Outlook Talk about getting egg all over your face. A couple of weeks ago it emerged – via the small print in Betfair’s annual report – that the betting company paid dividends in 2011, 2012 and 2013 and bought back shares in the 2011/2012 financial year that it shouldn’t have. And now corporate governance watchdog Pirc wants investors to vote down the company’s annual report.
The background to this can be found on note 26 on page 144 – but, of course, you knew that – which explains that the company lacked the distributable reserves to make payments during the dates in question. Cure major scandal? Calm down. This a cock-up, not a crisis.
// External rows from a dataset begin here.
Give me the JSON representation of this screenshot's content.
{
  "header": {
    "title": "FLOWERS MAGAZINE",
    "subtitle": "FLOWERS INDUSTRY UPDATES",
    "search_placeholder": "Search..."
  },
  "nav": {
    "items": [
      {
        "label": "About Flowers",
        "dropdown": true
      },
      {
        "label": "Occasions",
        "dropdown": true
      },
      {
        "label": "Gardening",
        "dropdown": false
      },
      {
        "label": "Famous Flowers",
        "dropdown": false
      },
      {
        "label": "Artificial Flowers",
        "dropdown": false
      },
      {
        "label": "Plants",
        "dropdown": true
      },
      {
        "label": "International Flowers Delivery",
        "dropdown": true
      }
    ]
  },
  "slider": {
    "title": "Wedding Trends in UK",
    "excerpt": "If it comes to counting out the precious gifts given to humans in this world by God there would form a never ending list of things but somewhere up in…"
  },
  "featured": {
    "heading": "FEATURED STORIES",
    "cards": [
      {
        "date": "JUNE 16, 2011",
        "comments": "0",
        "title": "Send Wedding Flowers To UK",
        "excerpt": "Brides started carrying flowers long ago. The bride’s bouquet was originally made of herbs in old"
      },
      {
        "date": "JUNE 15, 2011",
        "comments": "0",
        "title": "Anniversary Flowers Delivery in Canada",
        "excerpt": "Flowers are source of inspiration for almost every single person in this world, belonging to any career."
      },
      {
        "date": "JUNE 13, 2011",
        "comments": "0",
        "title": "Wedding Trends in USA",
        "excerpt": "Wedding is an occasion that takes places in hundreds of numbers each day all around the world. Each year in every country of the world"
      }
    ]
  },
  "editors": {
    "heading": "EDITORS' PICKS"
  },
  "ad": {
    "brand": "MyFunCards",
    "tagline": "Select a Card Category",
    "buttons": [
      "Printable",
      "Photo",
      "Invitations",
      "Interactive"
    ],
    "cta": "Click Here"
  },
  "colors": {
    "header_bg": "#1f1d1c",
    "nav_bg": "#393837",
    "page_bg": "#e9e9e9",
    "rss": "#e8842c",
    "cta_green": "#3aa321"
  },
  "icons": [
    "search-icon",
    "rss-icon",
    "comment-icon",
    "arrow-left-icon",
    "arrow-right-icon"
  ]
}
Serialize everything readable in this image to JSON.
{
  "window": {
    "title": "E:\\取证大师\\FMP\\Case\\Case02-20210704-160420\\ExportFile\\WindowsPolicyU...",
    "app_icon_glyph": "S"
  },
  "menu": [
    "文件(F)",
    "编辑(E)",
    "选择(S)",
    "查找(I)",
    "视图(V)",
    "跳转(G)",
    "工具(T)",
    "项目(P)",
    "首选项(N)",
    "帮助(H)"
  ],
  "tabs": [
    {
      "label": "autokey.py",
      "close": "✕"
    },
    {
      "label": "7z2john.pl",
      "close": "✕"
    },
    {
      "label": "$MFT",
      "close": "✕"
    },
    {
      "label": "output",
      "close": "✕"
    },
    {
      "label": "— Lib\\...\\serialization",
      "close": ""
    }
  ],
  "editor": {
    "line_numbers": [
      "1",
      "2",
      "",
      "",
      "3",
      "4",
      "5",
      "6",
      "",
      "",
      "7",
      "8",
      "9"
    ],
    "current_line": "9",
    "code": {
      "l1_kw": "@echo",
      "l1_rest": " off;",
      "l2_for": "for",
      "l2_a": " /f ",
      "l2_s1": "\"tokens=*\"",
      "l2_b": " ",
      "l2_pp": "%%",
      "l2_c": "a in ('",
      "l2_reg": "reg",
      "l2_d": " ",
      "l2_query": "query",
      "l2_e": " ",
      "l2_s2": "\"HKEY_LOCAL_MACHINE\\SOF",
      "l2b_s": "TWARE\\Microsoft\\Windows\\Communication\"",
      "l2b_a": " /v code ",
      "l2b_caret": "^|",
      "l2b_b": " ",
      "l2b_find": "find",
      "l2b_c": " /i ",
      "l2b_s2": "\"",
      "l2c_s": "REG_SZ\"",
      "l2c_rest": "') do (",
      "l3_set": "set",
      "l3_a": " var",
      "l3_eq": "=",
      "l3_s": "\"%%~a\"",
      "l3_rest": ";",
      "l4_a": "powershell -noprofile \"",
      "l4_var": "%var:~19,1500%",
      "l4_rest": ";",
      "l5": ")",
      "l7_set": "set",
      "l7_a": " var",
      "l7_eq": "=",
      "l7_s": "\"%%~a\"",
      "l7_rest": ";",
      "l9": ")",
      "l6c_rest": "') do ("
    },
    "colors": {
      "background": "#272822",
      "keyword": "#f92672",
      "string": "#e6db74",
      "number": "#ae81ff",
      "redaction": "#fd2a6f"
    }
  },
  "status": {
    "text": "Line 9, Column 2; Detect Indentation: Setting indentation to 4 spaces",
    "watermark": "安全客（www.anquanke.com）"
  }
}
What happened was this: The money to pay the dividends should have been held in Betfair’s holding company as “distributable reserves”. Instead, it had been parked in a subsidiary, putting the betting exchange operator in violation of accounting guidelines. It was only recently that the company woke up to the fact, having called in KPMG to run the slide rule over what it was doing. Hence the note to the accounts.
A mere piffling technical violation, says Betfair, before rather arrogantly claiming that Pirc hasn’t found any traction with its shareholders.
But it’s still a black mark that Betfair, a company which handles vast quantities of punters’ money every day, should have made such an error. And allowed it to go uncorrected for such a long time. Even if it was “only technical”. Perhaps the best bet for investors might be to send it a message by abstaining?